Nella sua introduzione al volume, Andrea Riccardi sottolinea la forza che la sconfitta degli uomini di pace e di fede lascia in eredità: «Questa storia merita attenzione […]. È una vicenda molto triste, che mostra la forza della corruzione e il clima di violenza. Ma è anche la storia della “forza debole” di un giovane che crede. Indica la via della risurrezione dell’Africa, che comincia dai giovani e dai laici».

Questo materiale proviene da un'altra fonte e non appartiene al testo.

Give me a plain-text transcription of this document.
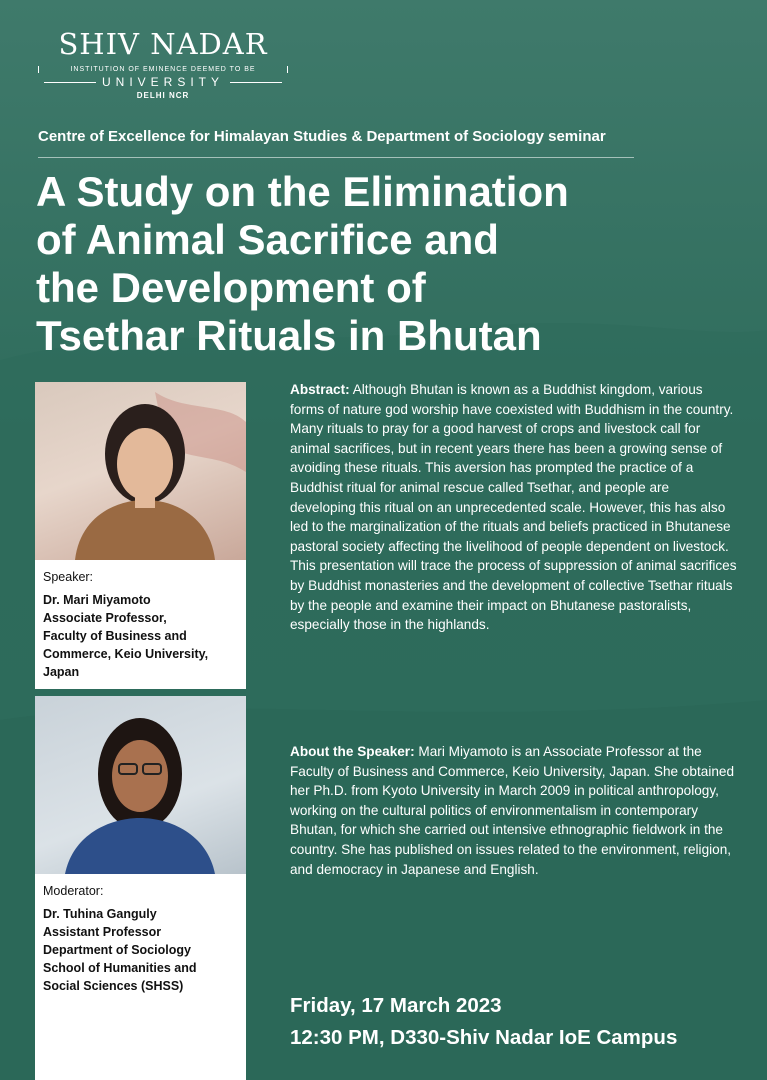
SHIV NADAR
INSTITUTION OF EMINENCE DEEMED TO BE
UNIVERSITY
DELHI NCR
Centre of Excellence for Himalayan Studies & Department of Sociology seminar
A Study on the Elimination
of Animal Sacrifice and
the Development of
Tsethar Rituals in Bhutan
Speaker:
Dr. Mari Miyamoto
Associate Professor,
Faculty of Business and
Commerce, Keio University,
Japan
Moderator:
Dr. Tuhina Ganguly
Assistant Professor
Department of Sociology
School of Humanities and
Social Sciences (SHSS)

Abstract: Although Bhutan is known as a Buddhist kingdom, various forms of nature god worship have coexisted with Buddhism in the country. Many rituals to pray for a good harvest of crops and livestock call for animal sacrifices, but in recent years there has been a growing sense of avoiding these rituals. This aversion has prompted the practice of a Buddhist ritual for animal rescue called Tsethar, and people are developing this ritual on an unprecedented scale. However, this has also led to the marginalization of the rituals and beliefs practiced in Bhutanese pastoral society affecting the livelihood of people dependent on livestock. This presentation will trace the process of suppression of animal sacrifices by Buddhist monasteries and the development of collective Tsethar rituals by the people and examine their impact on Bhutanese pastoralists, especially those in the highlands.

About the Speaker: Mari Miyamoto is an Associate Professor at the Faculty of Business and Commerce, Keio University, Japan. She obtained her Ph.D. from Kyoto University in March 2009 in political anthropology, working on the cultural politics of environmentalism in contemporary Bhutan, for which she carried out intensive ethnographic fieldwork in the country. She has published on issues related to the environment, religion, and democracy in Japanese and English.

Friday, 17 March 2023
12:30 PM, D330-Shiv Nadar IoE Campus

Nel marzo 2015 è stata aperta la fase diocesana del processo di beatificazione conclusasi il 9 dicembre 2018. Papa Francesco, nel corso della sua visita in Congo, ha ricordato Floribert il 2 febbraio 2023, allo stadio dei martiri di Kinshasa, con queste parole:
"Un giovane come voi, Floribert Bwana Chui, a soli ventisei anni, venne ucciso a Goma per aver bloccato il passaggio di generi alimentari deteriorati, che avrebbero danneggiato la salute della gente. Poteva lasciare andare, non lo avrebbero scoperto e ci avrebbe pure guadagnato. Ma, in quanto cristiano, pregò, pensò agli altri e scelse di essere onesto, dicendo no alla sporcizia della corruzione. Questo è mantenere le mani pulite, mentre le mani che trafficano soldi si sporcano di sangue. Se qualcuno ti allungherà una busta, ti prometterà favori e ricchezze, non cadere nella trappola, non farti ingannare, non lasciarti inghiottire dalla palude del male. Non lasciarti vincere dal male, non credere alle trame oscure del denaro, che fanno sprofondare nella notte. Essere onesti è brillare di giorno, è diffondere la luce di Dio, è vivere la beatitudine della giustizia: vinci il male con il bene!"
Il 25 novembre 2024, papa Francesco autorizza il Dicastero per le Cause dei Santi alla promulgazioen del decreto di riconoscimento del martirio di Floribert Bwana Chui e avvia il processo di beatificazione.